- Born: 17 May 1867 Paris
- Died: 20 June 1962 (aged 95) Paris
- Known for: concepts of oxidase and trace elements Bertrand's rule
- Scientific career
- Institutions: Institut Pasteur
- Doctoral advisor: Émile Duclaux
- Other academic advisors: Edmond Frémy

= Gabriel Bertrand =

Biochemist and bacteriologist

Gabriel Bertrand (born 17 May 1867 in Paris, died 20 June 1962 in Paris) was a French pharmacologist, biochemist and bacteriologist.

Bertrand introduced into biochemistry both the term “oxidase” and the concept of trace elements.

The laccase, a polyphenol oxidase and an enzyme oxidating urishiol and laccol obtained from the lacquer tree, was first studied by Gabriel Bertrand in 1894.

Bertrand's rule refers to the fact that the dose–response curve for many micronutrients is non-monotonic, having an initial stage of increasing benefits with increased intake, followed by increasing costs as excesses become toxic. In 2005, Raubenheimer et al. fed excess carbohydrates to Spodoptera littoralis and extended Bertrand's rule to macronutrients.

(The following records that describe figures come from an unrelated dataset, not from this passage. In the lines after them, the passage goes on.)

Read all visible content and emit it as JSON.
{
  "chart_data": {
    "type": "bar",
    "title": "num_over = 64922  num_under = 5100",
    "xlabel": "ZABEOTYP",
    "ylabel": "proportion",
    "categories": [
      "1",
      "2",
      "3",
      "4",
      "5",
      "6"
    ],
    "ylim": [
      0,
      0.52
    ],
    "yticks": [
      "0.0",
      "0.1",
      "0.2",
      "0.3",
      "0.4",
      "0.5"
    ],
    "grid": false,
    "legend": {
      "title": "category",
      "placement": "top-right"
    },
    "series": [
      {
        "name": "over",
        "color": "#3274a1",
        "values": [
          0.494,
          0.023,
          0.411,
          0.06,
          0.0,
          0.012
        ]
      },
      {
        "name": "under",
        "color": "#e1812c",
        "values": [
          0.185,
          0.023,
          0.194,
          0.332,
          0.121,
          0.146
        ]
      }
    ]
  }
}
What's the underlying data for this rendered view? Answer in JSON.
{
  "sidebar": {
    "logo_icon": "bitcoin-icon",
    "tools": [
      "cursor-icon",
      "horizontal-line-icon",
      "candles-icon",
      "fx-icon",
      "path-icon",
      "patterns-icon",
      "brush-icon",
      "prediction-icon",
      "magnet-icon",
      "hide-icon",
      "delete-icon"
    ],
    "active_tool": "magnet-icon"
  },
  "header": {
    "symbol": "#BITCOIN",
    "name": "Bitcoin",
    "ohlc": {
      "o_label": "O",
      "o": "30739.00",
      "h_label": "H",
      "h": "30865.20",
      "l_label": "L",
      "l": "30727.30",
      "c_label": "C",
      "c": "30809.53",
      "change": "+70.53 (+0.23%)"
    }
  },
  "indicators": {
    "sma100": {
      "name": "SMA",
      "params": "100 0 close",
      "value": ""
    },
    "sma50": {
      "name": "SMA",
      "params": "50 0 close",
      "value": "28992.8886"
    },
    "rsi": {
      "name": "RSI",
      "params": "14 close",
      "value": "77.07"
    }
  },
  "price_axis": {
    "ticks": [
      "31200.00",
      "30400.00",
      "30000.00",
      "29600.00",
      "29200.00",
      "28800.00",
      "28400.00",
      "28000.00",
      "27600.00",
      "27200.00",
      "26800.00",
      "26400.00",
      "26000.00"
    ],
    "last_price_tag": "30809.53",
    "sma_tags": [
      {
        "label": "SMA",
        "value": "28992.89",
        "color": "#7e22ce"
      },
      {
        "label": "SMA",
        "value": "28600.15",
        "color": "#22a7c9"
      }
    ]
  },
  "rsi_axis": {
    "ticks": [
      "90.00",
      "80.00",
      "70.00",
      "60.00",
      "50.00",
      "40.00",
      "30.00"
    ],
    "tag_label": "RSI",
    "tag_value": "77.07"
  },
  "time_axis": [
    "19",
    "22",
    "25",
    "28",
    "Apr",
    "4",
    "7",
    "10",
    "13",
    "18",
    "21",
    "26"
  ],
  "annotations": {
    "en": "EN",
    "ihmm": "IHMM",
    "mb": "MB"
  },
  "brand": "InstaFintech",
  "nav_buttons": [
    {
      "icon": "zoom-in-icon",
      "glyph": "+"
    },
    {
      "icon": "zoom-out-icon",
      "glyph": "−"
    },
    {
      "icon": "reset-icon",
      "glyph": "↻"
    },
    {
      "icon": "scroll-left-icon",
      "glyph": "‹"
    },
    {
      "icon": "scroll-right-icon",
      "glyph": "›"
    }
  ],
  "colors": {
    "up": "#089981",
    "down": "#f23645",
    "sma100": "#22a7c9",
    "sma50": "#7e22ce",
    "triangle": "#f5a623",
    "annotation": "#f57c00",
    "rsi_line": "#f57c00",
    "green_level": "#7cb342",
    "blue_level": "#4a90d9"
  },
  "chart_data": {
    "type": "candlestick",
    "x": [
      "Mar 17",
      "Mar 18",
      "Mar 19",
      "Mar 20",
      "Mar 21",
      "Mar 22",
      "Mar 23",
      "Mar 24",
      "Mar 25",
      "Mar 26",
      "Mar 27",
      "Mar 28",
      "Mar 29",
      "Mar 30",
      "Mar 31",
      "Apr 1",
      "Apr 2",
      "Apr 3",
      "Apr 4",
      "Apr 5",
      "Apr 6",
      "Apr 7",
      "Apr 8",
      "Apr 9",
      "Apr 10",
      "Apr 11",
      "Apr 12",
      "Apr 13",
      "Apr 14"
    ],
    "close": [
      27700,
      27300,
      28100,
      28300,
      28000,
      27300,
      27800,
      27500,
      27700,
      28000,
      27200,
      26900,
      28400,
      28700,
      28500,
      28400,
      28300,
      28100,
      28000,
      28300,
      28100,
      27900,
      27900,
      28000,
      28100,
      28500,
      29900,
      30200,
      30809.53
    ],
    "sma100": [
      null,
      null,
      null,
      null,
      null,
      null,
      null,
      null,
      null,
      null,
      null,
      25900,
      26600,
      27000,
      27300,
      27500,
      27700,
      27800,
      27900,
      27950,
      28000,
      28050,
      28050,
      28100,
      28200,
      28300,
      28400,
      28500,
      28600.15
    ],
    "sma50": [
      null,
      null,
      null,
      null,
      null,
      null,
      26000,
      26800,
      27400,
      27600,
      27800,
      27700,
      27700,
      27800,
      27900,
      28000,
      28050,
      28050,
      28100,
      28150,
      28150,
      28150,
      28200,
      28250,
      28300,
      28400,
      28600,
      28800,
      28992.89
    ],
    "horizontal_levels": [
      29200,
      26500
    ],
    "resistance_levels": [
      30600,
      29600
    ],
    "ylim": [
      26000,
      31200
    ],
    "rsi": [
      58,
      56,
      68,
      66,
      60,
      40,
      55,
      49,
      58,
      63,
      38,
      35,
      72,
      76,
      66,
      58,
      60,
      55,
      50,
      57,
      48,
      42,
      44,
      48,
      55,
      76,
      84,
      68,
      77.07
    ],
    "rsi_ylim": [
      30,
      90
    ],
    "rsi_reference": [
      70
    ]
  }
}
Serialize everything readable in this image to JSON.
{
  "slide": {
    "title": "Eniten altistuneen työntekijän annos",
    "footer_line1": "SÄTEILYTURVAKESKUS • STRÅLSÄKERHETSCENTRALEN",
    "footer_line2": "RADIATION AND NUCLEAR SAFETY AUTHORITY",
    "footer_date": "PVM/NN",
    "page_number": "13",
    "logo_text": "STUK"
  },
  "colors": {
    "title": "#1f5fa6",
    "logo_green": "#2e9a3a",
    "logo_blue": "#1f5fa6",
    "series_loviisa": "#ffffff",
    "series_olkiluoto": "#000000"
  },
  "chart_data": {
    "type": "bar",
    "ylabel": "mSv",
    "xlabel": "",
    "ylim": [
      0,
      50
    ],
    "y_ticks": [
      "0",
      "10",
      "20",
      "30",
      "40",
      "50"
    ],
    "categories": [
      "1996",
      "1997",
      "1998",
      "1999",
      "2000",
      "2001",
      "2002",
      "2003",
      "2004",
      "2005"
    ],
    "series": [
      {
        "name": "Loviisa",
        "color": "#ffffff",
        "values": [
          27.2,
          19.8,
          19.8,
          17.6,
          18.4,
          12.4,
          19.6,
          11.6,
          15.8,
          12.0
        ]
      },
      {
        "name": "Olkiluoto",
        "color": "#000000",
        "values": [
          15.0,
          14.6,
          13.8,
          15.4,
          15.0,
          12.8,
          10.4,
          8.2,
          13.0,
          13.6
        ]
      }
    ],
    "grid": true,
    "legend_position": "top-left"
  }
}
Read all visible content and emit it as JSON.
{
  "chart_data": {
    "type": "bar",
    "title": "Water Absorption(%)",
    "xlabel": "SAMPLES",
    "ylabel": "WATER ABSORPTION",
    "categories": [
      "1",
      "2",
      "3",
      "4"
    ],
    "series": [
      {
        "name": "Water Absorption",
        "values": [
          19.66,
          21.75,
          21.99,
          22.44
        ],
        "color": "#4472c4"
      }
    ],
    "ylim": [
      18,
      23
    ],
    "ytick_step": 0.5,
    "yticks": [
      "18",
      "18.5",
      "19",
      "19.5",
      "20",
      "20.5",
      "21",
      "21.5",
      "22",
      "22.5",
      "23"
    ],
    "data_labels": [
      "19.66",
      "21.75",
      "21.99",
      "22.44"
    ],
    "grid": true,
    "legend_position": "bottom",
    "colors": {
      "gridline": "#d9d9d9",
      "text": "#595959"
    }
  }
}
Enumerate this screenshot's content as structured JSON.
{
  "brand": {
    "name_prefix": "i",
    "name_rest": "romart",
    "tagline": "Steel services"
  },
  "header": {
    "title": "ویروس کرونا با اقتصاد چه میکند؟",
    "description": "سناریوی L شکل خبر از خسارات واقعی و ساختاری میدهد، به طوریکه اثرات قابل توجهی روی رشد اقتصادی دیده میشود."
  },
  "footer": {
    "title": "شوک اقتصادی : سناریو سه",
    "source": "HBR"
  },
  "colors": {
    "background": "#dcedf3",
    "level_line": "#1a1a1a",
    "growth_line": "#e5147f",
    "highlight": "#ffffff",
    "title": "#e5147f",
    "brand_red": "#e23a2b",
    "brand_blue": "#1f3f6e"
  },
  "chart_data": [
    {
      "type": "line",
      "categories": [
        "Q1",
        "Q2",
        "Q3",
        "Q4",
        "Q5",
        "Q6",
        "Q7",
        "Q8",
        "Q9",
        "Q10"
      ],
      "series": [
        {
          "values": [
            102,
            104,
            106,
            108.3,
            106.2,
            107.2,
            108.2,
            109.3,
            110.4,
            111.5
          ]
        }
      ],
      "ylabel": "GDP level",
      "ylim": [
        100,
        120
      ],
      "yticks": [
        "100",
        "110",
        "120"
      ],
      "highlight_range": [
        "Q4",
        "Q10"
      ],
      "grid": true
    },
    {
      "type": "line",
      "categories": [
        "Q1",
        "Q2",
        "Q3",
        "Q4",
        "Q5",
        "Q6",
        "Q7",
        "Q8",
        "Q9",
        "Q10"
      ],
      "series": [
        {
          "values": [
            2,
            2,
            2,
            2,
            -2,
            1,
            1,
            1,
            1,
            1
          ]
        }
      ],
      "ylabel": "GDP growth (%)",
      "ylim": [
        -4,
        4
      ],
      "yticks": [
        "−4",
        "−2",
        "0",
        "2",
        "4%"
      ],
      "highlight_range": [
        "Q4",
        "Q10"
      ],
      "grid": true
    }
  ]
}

Along with Césaire Phisalix, Bertrand isolated the psychedelic drug bufotenin in 1893, though its hallucinogenic effects were not discovered until much later. In 1894, also with Phisalix, he developed an antivenom for use against snake bites.

Bertrand was made a member of the Académie Nationale de Médecine in 1931. In 1932 he became foreign member of the Royal Netherlands Academy of Arts and Sciences.